Buraya kadar kulağa çok hoş gelen yasanın çıkmasından bir gün sonra Amasra’daki maden kazası ile ilgili olarak, Sayıştay denetimlerinde denetçilerin raporlarına da yansıyan “tedbirleri almayarak böylesi bir sonucun ortaya çıkmasına sebep olunmuştur.” diye yapılan haber ve açıklamalar için kurum yöneticileri kamuoyuna böylesi bir durumun olmadığını, bunu iddia edenlerin dezenformasyon yaptıklarını basın duyurusu ile açıklayarak yasaya gönderme ve yaptırım yapılmasına çağrıda bulunuyorlardı. Tabi birkaç gün sonra kazanın sebeplerini araştıran teknik yetkililer kurumun ihmalleri sonucu bu kazanın gerçekleştiğini ispatladı. Şimdi durup düşünmek gerekmez mi? Formasyon bir anda dezenformasyona dönüşebildiğine göre nedir gerçek?

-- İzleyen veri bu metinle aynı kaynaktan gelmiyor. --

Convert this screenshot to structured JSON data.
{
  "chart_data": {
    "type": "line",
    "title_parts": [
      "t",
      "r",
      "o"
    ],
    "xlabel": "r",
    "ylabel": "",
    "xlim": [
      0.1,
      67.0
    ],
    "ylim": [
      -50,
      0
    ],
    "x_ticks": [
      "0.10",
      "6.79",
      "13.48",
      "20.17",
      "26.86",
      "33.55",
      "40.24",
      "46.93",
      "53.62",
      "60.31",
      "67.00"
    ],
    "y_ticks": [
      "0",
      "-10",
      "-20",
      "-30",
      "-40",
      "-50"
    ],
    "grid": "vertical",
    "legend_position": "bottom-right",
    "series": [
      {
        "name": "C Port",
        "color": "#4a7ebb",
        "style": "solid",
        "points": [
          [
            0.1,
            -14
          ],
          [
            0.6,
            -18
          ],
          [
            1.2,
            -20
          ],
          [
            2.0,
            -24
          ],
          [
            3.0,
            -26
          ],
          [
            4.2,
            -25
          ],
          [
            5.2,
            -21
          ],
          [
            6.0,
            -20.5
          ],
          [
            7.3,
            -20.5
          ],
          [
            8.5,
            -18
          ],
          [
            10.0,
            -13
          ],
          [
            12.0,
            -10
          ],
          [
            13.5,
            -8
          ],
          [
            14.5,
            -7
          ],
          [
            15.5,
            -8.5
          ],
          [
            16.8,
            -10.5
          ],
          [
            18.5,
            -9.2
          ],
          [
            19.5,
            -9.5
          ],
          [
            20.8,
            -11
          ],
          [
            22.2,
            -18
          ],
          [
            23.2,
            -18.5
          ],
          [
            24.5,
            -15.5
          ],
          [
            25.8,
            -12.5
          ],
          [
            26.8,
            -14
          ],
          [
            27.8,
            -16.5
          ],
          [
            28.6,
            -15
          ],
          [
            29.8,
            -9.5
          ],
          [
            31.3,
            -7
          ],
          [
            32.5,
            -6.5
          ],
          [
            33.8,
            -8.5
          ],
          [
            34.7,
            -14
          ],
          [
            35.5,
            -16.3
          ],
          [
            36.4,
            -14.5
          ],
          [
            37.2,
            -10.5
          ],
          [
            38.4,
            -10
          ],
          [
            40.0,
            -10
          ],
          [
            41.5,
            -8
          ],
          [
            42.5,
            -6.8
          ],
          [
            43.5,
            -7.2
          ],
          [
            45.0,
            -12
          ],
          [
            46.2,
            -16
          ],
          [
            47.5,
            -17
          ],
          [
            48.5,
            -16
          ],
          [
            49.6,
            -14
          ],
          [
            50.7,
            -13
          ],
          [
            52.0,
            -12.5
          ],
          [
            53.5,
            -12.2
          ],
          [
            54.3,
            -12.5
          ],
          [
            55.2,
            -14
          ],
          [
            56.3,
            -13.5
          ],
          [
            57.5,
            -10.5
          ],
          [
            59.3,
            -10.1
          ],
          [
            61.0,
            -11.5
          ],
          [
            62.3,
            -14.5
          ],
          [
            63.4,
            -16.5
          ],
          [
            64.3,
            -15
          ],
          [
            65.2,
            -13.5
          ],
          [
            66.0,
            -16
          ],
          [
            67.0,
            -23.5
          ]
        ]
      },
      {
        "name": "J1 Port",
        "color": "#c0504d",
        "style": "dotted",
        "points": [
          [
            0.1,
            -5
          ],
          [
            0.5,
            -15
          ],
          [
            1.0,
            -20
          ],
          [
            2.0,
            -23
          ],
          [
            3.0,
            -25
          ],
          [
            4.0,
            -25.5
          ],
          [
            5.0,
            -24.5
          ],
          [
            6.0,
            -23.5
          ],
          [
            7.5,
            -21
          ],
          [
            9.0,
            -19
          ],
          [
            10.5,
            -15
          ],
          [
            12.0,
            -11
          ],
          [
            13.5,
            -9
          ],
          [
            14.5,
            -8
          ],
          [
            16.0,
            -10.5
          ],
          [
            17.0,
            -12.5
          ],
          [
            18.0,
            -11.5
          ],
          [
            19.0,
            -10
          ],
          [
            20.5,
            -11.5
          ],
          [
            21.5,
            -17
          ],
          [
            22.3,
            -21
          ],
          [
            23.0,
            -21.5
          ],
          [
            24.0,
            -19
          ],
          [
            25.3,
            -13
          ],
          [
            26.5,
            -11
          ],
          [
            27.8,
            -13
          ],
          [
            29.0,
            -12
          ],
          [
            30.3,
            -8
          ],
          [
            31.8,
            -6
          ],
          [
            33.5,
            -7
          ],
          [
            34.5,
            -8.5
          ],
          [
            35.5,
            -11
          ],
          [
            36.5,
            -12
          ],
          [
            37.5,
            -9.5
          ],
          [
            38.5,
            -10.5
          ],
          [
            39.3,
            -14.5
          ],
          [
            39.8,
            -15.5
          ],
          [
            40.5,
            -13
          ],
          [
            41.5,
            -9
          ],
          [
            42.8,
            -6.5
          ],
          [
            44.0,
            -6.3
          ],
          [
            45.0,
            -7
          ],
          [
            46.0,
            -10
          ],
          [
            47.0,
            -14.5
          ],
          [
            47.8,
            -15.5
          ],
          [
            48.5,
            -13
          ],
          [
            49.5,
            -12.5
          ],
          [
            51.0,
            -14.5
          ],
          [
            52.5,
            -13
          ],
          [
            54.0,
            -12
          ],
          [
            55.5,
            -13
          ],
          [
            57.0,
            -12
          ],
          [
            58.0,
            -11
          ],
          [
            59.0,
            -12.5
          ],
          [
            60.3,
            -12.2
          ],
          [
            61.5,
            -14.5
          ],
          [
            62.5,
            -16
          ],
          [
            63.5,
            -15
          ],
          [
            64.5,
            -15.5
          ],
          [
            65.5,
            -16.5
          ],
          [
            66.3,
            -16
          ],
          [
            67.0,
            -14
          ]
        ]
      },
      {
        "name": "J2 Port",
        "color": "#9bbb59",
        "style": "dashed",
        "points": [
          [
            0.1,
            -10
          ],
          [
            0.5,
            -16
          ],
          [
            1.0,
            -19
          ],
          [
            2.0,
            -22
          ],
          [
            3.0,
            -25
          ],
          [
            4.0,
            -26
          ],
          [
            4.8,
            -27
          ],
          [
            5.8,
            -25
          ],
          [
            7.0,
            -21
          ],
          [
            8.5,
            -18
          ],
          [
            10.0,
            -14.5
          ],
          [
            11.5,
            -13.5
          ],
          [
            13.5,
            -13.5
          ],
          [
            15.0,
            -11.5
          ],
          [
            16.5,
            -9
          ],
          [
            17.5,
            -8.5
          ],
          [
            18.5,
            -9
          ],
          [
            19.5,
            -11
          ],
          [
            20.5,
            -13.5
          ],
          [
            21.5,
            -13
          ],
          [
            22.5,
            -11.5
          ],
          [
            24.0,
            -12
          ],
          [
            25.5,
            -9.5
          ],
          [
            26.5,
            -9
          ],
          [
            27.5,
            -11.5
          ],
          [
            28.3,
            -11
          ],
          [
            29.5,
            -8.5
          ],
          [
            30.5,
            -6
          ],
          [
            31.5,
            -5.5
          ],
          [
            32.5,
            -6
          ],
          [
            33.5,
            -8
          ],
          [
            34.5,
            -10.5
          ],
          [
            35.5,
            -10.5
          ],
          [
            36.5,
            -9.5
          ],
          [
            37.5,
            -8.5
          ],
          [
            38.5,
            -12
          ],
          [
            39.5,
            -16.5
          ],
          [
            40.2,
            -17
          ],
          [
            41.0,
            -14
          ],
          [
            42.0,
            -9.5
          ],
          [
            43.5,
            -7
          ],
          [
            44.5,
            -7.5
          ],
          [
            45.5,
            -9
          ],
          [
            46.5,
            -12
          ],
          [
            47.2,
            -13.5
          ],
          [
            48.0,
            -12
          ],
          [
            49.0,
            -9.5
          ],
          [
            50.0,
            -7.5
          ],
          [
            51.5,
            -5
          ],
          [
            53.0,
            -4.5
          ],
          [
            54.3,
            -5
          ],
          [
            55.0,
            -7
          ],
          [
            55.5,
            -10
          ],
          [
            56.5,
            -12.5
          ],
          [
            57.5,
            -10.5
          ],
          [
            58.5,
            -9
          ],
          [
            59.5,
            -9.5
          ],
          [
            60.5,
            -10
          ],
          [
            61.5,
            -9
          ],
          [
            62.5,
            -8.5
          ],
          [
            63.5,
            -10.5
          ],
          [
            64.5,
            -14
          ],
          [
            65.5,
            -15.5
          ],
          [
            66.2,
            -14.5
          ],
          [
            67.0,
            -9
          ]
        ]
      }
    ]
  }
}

Kamuoyunun doğru ve gerçek bilgiye erişmesinin sınırlandırıldığı durumlarda sizin yaydığınız her bilgi kuşku ile karşılanır. Ha, bir de şu var ki gerçek bilginin er ya da geç ortaya çıkmak gibi bir huyunun olduğunu da unutmamak lazım. İçinde bulunduğumuz 21. yüzyılda vatandaşlara hak ettikleri saygınlığa ters düşen uygulamalardan uzak durmak gerekir. Yoksa 2. Dünya Savaşını kaybettiği halde savaşı kazandıklarını sanan Almanların, bilgiye erişimlerinin teknik kısıtlamalarla oldukça sınırlandığı Kuzey Kore halkının 2014 yılında düzenlenen olimpiyatlarda ülkelerinin futbol takımının dünya şampiyonu olduğunu sanmaları kadar acınacak durumlara düşersiniz.
Eee ne diyelim. Atasözlerimize bile mal olmuş bir gerçekliğin mirasçılarıyız ne de olsa. “Doğru söyleyeni dokuz köyden kovarlar.”